Fonterra fronts up over China milk scandal
Fonterra has conceded that there are "management issues" with its Chinese joint venture partner, SanLu, which is embroiled in a killer milk powder scandal.
The New Zealand dairy giant insisted yesterday that it tried to "do the right thing" despite SanLu knowing six months ago that babies were becoming sick as a result of drinking infant formula containing melamine - a chemical banned from food.
Fonterra, which owns 43 per cent of SanLu and has three directors on its board, also knew of the contamination for six weeks before a public recall, which began only after the New Zealand Government blew the whistle.
"You want the children to get better, you hope the children will get better ... You just pray that they get better," Fonterra chief executive Andrew Ferrier said. "This is an ethical issue of doing the right thing."

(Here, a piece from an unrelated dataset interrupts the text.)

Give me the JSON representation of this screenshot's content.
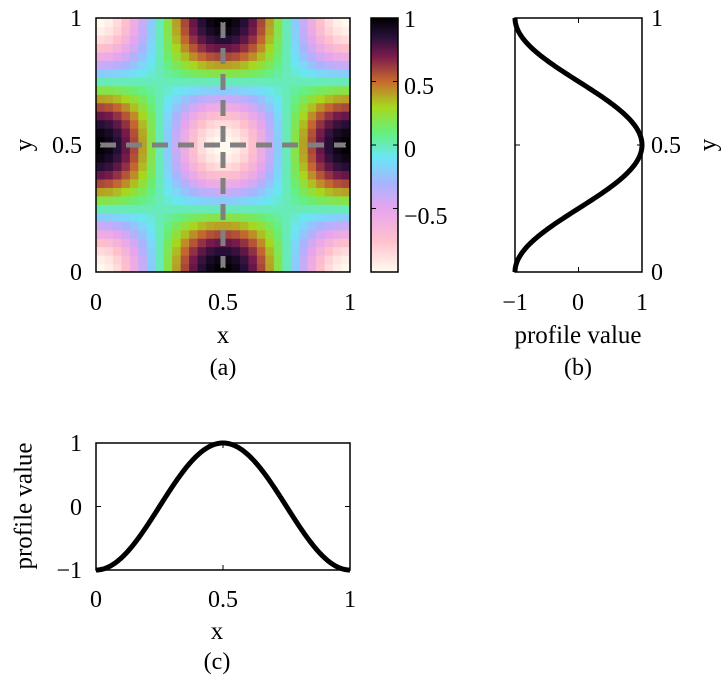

A third child died yesterday and the number of sick children grew fivefold to more than 6200. Chinese state-run media announced late yesterday that 21 more companies were found producing milk powder tainted with melamine.
Prime Minister Helen Clark said the Government alerted the Chinese Government as soon as it became aware of the contamination, which she said had been "covered up" by local authorities.
"We couldn't have it on our conscience that this was not being brought to the attention of the Chinese authorities in order for them to do something about it."
At a press conference in Auckland yesterday, Mr Ferrier said he was "absolutely demoralised" by the "tragic incident", but defended the decision to keep the scandal under wraps for six weeks.
Fonterra first learned of the problems on August 2, he said, and the company initially wanted to use influence and work inside the Chinese system to get the product recalled as fast as possible.
He was "hugely relieved" when, after six weeks, they secured a public recall.
Mr Ferrier defended the cooperative for not testing for melamine and said it was victim of a "criminal contaminant".
"So, yes, Fonterra missed testing for melamine; so did everybody else. That happens to food companies, it's a tragedy. If there was anything we could have done to prevent it, we wish as sure as hell we did."
Earlier, a Fonterra spokesman admitted the situation had raised "governance and management" issues.
Hebei provincial health authorities had done three separate tests, which all turned out negative for product-quality issues. "SanLu, as a precaution, decided to institute its own tests and in early August detected melamine in the product. They then informed the board and a trade recall was implemented."
All production at SanLu, the largest producer of infant milk powder in China, has been halted.
Fonterra may also be liable to refund customers and provide compensation. Under Chinese law, victims of unsafe products are allowed to sue the manufacturer or the retailer for compensation.
"We've got to find out how this works in the Chinese system and see how we can help," Mr Ferrier said.
Fonterra is voluntarily recalling a batch of its own branded prenatal milk, Anmum Materna, which was made under licence by SanLu.